Bermuda Shorts - James Patterson [21]
I take a second to think back on all the material currently available and recall out loud that one question on the table these days is, if you abandon a sacred canon of behavior, be it a supposedly God-given set of commandments or a political constitution, without replacing it with a better one, more suited to contemporary needs, won’t ethics deteriorate until our deeds become more and more intolerable?
“Questions, questions, questions,” Gordo heaves one of his more dramatic sighs. “Abstract thought is the basis of imagination.” He embarks upon a ramble of his own, returning to something I was getting at earlier. But he sounds a bit peeved. Maybe he doesn’t like thinking about God as an abstraction. Maybe he doesn’t like what he’s seeing on his television screen. He also likes to quote Voltaire in reminding me that “if God didn’t exist, mankind would be forced to invent him,” and the conundrum posed by his university theosophy teacher that “atheists first must believe there is a God not to believe in.”
Gordo thinks that last piece of sophistry cleverer than I do. Meanwhile, I am trying to keep that mysterious unmentioned video footage in mind. It could be the reason he has suddenly found himself in a moral quandary. Of course, if I were to ask specifically what he’s working on that minute, he would brush me off with yet another sigh, exhaling some platitude about the endless tedium and sameness of his grueling, thankless efforts. He will spare me those remarks if I let him. But I remind myself, before pushing on, that sooner or later he’s going to have to return his full attention to his work. I worm my way back to the topic at hand by reminding him that the imagination is a valuable problem-solving tool when tempered with reason. It is rarely trustworthy when sparked solely by emotion, and becomes what Western Enlightenment philosophers would call the enemy of reason; what fundamentalists of all stripes have always called the enemy of faith.
“So you’re saying that religion and science are both suspect?”
This takes me by surprise. I hadn’t given any thought to the age-old debate between science and religion.
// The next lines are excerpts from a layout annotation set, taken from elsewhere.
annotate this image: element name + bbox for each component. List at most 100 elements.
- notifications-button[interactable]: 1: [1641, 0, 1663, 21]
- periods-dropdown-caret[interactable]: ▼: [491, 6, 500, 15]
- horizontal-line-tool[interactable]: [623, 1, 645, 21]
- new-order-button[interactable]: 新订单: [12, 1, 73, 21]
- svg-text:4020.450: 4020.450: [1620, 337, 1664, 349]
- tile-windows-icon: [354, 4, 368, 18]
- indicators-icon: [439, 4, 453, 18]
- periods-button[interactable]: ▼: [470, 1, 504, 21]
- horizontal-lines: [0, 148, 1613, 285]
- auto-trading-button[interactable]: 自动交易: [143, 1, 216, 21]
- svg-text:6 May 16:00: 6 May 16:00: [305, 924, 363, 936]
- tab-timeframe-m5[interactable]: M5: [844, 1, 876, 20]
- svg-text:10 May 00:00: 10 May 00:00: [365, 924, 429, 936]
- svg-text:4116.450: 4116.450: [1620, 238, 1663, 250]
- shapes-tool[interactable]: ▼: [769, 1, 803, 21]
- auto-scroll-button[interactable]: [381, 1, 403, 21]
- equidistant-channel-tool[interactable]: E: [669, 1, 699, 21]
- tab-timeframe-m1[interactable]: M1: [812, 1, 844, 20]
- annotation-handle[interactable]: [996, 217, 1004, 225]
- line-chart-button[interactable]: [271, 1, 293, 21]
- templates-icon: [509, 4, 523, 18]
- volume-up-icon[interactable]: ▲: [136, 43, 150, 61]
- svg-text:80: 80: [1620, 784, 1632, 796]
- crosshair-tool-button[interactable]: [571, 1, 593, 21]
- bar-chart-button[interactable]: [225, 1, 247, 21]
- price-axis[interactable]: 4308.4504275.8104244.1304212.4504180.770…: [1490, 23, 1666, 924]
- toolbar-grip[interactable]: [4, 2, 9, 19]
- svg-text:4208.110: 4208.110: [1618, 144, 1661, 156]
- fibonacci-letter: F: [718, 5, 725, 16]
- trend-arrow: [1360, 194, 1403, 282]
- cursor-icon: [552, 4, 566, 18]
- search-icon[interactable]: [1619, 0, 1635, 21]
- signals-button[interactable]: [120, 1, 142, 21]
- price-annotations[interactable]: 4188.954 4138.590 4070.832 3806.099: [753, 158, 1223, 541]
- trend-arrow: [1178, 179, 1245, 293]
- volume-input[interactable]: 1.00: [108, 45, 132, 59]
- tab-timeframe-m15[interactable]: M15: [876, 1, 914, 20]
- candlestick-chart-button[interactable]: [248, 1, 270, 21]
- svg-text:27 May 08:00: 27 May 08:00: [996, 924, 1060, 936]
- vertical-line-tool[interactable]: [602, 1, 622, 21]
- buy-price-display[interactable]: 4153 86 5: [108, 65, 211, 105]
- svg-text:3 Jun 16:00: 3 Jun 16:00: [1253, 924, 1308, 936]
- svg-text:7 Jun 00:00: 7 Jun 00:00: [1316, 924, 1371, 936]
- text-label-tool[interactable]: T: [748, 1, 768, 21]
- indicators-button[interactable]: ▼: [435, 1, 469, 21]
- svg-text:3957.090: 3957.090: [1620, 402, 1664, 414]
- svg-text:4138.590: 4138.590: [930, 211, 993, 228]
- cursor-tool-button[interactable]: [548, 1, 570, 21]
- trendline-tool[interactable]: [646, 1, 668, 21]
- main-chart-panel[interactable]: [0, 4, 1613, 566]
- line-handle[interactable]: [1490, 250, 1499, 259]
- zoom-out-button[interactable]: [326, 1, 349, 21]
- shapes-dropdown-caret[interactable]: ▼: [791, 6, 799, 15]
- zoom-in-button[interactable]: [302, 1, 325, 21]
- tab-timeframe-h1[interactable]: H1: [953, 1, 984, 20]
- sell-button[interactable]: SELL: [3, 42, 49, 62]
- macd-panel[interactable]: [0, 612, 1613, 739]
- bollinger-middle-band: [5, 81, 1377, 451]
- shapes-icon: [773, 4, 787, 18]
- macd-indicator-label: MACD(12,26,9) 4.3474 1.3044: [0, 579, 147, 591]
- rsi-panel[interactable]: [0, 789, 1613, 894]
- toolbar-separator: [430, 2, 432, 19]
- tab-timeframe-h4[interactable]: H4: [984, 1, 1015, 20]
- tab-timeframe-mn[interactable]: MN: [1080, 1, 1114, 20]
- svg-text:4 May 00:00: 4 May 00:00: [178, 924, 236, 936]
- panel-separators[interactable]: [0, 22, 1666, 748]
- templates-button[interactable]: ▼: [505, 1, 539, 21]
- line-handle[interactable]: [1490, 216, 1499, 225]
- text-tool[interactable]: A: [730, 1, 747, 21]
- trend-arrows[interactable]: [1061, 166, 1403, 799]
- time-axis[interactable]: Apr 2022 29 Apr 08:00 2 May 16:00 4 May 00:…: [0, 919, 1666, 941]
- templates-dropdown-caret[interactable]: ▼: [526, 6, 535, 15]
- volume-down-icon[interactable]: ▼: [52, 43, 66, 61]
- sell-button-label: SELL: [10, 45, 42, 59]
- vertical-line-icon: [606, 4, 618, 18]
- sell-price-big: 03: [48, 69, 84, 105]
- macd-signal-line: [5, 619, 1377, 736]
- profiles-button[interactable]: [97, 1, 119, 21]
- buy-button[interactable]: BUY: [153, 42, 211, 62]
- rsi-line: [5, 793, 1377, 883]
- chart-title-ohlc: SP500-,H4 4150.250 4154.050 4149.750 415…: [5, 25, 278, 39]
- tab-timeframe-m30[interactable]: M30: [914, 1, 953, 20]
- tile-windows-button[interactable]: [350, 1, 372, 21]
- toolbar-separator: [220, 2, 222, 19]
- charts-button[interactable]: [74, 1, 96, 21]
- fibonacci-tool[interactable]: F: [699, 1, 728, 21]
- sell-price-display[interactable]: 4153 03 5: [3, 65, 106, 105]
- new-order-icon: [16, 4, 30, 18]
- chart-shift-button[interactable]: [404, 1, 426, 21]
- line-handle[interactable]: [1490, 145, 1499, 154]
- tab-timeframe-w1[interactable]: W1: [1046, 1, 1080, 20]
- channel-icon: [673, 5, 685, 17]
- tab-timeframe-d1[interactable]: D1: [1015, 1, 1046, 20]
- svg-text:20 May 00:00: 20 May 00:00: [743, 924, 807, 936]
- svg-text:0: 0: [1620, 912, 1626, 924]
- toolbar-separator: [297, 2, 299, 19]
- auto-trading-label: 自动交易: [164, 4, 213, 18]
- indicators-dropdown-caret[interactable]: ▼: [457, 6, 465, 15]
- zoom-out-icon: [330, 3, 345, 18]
The TV screen in my mental picture of Gordo’s workstation has just flipped from the horrors of Bosnia to the moral debate over funding NASA when there are starving people in the world.
“Um, yeah. Sometimes. Maybe. I mean, a medicine man in a primitive tribe can be just as out of ideas as a contemporary scholar who suggests we are at the end of history, don’t you think?”
Silence.
“But look, we’ve gotten off track here,” I say, trying to pull up. “What I grapple with when I consider this stuff is more or less what every sentient being has contemplated, either literally or figuratively, over the course of time. And that is: What are the genuine wonders of the fact of consciousness and at what point are they recognizable as such? Where inside us is the link to the self forged that will then reveal that greater link to what we are trying to identify as God? How do I account for the unexplainable paradox of life and death? Or, why does darkness appear so permanent, and light only temporary?”
Admittedly, I tend to blather like a college philosophy major stoned on Budweiser. So does Gordon.